Jan 24, 2009 22:41
I typed this in the airport, and was waiting for a bus to go home, having just eaten some hot pasta and drinking ice-blended Belgian Chocolate.
It was so damn tiring having to stay up from 8am to 9pm in the lab every other day. I was lucky that my sister woke up me to pack, or I'll have missed the flight for sure. Still really tired, but the upcoming Chinese New Year gotta cheer me up with the lavish food (and I'm now here, trying to get home because of the Chinese New Year).
The bright side is however, I suceeded in extracting my sample after doing it for the second time.
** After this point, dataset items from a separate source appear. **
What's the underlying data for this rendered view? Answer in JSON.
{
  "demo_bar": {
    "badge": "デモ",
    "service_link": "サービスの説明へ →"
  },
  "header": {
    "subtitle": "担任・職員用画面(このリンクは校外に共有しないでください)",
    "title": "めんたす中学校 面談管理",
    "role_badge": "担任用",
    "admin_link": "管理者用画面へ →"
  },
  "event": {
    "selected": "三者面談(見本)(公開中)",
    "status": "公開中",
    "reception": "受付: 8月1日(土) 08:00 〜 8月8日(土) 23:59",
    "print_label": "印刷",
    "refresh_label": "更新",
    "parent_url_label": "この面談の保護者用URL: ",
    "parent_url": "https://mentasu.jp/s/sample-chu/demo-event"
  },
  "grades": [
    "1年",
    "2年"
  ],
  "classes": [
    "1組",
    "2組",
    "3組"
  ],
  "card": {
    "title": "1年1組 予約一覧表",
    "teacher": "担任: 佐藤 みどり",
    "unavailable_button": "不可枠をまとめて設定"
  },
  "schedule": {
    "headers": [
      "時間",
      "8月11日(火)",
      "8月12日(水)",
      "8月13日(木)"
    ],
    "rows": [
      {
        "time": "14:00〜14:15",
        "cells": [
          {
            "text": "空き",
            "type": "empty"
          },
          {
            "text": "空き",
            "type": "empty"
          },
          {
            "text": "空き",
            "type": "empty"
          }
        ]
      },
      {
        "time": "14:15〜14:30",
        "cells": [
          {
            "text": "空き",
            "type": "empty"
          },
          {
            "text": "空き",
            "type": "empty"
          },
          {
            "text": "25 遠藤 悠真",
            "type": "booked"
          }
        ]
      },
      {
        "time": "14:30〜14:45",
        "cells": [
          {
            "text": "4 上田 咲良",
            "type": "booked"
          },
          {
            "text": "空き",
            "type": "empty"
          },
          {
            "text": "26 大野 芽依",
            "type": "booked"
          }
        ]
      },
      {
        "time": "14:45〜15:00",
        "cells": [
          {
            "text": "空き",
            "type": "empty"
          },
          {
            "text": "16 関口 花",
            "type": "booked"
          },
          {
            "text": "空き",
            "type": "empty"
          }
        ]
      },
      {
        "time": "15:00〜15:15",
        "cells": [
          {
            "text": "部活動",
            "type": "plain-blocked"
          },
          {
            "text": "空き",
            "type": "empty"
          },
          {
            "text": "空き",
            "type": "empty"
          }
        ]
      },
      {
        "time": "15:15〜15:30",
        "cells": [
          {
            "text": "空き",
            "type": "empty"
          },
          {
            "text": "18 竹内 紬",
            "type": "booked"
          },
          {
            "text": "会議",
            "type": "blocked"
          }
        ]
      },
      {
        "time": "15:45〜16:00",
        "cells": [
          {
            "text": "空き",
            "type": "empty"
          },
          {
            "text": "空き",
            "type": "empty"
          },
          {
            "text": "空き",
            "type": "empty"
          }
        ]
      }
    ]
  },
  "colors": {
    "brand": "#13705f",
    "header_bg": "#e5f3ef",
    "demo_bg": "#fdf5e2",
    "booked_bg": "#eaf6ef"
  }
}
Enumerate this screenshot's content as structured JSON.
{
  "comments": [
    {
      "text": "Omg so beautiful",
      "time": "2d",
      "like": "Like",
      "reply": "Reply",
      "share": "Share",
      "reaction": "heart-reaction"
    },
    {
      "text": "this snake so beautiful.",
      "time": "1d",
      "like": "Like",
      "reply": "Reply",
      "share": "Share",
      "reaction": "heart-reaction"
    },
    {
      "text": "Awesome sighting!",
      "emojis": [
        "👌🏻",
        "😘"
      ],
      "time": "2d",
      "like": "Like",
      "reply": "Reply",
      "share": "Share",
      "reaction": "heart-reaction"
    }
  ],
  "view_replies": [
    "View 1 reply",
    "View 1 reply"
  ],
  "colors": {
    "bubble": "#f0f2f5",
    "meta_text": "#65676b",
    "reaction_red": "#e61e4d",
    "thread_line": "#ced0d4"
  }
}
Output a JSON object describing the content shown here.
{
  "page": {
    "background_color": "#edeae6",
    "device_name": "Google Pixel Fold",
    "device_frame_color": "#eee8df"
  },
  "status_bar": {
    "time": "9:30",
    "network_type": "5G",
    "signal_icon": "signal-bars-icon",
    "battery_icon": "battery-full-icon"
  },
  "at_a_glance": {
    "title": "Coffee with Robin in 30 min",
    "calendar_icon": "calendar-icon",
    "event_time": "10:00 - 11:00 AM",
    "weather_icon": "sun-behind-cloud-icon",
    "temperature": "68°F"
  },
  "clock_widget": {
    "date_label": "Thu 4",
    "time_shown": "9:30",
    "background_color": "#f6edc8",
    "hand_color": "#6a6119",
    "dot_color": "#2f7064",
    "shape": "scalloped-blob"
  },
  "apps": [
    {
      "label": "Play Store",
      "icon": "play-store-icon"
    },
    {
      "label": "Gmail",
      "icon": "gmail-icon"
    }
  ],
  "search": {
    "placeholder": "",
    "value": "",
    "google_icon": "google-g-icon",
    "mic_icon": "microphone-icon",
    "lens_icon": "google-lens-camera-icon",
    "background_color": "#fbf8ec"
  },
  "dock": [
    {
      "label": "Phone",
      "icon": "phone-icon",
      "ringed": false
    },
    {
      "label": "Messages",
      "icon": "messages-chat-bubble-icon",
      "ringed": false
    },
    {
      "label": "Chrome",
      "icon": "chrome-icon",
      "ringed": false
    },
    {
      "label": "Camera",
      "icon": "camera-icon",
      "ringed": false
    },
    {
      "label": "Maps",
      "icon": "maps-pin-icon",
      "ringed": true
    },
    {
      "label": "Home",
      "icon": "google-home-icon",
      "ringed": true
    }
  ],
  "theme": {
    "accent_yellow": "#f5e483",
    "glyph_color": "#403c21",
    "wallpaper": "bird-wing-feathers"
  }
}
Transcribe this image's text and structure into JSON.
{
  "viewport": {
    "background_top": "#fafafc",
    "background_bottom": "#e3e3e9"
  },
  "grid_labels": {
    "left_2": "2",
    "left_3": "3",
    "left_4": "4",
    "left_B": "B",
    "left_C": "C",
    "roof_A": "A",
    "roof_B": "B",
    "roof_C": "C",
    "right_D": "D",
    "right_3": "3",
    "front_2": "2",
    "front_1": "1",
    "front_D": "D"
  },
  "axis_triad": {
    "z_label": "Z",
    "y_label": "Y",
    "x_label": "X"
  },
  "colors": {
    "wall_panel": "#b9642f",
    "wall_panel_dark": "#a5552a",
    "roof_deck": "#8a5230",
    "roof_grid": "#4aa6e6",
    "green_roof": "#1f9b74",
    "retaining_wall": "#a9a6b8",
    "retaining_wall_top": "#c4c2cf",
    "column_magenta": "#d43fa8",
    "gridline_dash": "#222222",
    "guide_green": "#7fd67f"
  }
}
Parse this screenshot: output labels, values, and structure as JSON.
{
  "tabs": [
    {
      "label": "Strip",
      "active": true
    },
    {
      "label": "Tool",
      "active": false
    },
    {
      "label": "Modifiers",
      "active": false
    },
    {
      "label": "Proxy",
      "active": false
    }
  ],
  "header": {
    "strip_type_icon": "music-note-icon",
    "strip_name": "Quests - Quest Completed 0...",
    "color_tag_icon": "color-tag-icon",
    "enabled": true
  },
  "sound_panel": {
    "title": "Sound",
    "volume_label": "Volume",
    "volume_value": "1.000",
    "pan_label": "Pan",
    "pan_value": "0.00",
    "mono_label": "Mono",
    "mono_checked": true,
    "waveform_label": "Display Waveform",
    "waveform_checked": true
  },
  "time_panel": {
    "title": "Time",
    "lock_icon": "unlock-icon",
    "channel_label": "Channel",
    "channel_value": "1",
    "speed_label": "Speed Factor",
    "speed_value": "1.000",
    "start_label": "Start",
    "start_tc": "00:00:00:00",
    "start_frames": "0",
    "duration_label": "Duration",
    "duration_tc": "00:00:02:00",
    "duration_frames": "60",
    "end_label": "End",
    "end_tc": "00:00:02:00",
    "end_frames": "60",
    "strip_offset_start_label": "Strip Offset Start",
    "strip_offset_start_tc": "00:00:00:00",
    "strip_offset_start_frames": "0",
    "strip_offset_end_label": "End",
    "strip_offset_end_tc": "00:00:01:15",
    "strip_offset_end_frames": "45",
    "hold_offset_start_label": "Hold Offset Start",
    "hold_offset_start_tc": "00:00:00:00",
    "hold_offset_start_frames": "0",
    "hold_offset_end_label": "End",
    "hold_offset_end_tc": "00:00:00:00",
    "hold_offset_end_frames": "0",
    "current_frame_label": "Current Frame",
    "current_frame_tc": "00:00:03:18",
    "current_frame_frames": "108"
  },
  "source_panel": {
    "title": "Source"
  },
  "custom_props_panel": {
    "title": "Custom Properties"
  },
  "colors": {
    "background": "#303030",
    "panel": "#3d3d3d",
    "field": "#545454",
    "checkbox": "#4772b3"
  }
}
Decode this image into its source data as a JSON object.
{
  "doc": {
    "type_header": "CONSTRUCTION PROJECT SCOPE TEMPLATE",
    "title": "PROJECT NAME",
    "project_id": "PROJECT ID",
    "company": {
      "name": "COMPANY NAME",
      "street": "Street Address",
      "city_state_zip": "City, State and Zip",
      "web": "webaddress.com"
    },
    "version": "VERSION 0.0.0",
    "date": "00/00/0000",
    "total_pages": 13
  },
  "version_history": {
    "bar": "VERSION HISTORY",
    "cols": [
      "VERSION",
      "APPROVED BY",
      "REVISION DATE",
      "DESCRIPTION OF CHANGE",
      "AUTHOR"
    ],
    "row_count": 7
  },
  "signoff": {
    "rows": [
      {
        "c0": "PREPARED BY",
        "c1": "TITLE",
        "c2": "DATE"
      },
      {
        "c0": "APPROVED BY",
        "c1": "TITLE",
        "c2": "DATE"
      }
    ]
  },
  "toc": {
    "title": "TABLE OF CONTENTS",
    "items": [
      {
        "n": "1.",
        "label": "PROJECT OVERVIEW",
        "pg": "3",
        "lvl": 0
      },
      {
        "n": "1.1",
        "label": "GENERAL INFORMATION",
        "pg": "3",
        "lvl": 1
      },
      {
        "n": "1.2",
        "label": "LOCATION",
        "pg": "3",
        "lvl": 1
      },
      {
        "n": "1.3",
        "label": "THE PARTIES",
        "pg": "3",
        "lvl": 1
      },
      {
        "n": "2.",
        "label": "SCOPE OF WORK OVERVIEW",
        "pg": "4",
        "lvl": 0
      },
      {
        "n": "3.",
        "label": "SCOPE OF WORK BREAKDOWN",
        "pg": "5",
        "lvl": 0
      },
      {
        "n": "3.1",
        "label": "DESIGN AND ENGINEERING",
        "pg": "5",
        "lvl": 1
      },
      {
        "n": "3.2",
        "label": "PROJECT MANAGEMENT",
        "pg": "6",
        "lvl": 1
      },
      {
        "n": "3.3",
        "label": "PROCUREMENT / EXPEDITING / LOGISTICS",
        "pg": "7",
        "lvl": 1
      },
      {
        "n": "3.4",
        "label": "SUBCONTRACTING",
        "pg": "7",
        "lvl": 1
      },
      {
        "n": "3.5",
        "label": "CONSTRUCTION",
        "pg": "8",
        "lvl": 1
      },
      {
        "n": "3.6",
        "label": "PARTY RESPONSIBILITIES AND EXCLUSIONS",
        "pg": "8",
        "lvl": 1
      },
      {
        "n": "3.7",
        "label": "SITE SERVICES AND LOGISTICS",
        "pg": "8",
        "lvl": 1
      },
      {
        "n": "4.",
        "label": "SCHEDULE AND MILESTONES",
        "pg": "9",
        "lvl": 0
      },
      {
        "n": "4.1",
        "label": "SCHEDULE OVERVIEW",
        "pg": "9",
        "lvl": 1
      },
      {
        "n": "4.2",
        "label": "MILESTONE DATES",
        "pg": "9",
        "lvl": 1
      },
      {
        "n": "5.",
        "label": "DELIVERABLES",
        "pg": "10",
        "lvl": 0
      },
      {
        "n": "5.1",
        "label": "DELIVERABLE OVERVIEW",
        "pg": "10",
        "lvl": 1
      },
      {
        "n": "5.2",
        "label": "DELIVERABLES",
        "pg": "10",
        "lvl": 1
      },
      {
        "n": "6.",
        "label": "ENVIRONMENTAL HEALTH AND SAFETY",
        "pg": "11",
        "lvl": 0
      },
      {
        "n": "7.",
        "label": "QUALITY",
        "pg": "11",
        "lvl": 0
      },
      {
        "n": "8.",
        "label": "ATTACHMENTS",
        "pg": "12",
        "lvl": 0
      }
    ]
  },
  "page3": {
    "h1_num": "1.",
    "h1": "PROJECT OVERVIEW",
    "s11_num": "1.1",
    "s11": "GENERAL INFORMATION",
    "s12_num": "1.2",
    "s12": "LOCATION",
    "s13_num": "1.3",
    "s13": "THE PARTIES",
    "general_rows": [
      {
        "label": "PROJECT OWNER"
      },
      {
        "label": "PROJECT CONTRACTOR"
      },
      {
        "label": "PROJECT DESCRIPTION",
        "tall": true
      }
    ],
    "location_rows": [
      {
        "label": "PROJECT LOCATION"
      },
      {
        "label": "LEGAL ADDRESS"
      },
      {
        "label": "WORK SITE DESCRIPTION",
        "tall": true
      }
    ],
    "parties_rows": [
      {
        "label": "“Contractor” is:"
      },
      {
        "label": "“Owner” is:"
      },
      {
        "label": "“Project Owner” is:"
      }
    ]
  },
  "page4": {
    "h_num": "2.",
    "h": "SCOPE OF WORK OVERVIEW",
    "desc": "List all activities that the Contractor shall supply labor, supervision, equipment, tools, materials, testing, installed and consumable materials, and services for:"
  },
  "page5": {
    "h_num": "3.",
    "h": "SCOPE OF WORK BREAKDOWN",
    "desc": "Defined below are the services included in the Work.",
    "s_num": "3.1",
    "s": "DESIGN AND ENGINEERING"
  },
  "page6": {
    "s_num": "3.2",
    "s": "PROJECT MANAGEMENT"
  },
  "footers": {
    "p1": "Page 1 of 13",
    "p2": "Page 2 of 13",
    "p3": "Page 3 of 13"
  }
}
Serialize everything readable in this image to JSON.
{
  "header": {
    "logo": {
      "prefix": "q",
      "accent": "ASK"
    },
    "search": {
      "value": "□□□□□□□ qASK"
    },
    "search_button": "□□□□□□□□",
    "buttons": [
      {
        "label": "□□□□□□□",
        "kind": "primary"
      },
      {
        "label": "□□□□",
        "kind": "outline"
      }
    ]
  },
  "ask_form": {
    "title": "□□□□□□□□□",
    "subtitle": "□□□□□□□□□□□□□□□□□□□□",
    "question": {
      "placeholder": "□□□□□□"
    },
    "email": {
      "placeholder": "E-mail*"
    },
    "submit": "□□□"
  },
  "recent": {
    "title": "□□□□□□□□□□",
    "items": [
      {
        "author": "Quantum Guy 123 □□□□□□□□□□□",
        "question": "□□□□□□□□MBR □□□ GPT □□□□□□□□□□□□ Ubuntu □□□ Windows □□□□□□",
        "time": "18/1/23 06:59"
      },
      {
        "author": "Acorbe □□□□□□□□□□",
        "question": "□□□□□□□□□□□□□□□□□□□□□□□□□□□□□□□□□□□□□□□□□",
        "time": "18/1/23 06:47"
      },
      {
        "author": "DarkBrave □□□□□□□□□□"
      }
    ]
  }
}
I thought it would be really tight for me to be able to finish the thesis, and I would have to cheat by reducing some tests - but looks like I just avoided further reduction. I couldn't start the pre-test earlier, (though it's partly my fault) by some freak reasons some previous posts might have explained. When I failed the first time, I was rather upset, though the smiles and laughters remained, and I talked cock with my friends who were in the lab as usual. However, I was very conflicted because of the possible future failures. And then I was reminded on why I hated the science of food, or loathed science in general. It's always about the prim and proper field - where everyone is a bookworm and reads journals instead of fictions. Where everyone talks Scientific and not English. It was a very minor success, a thin thread in the silver lining, but it had reminded me on why I actually took up science as my major instead of pursuing something that I might be able to do better.
And on the manga side for the week - Kakashi's death unconfirmed might be getting on my nerves if Kishimoto decided to stall the confirmation for the next few months. Not that I don't like Naruto, in fact, I think the chapters ahead might be pretty cool. I think I'm just still in denial over the possibilities of his death.
This week's Bleach, compared to last week, was not up to par - but Berserker Ichigo made my day in so many ways. Not once, but twice over. And the second was repeated. It's silly to even think that it was solely for Orihime, but I like it when Kubo decided to show him getting mad for Orihime's sake. I know I'm getting bricked over this, but Orihime's development as an offensive combatant is far less important to me than the eventual acceptance of her own strengths. Healing is a strength. Not being able to fight offensively is not a weakness. I know many Orihime fans wanted her to fight for herself, but I think she's already enough at this stage. Low expectation? Perhaps. But they always make me enjoy fictional work more. [Other mangas are yet to be scanlated...]
And while speaking of fictional works...I think I might be getting more Jodi Picoult books. I am halfway in reading Change of Heart, and is impressed by how a simple tale like that made me think. And I love books that make me think because I'm spendthrift - every book I buy must worth its every dollar.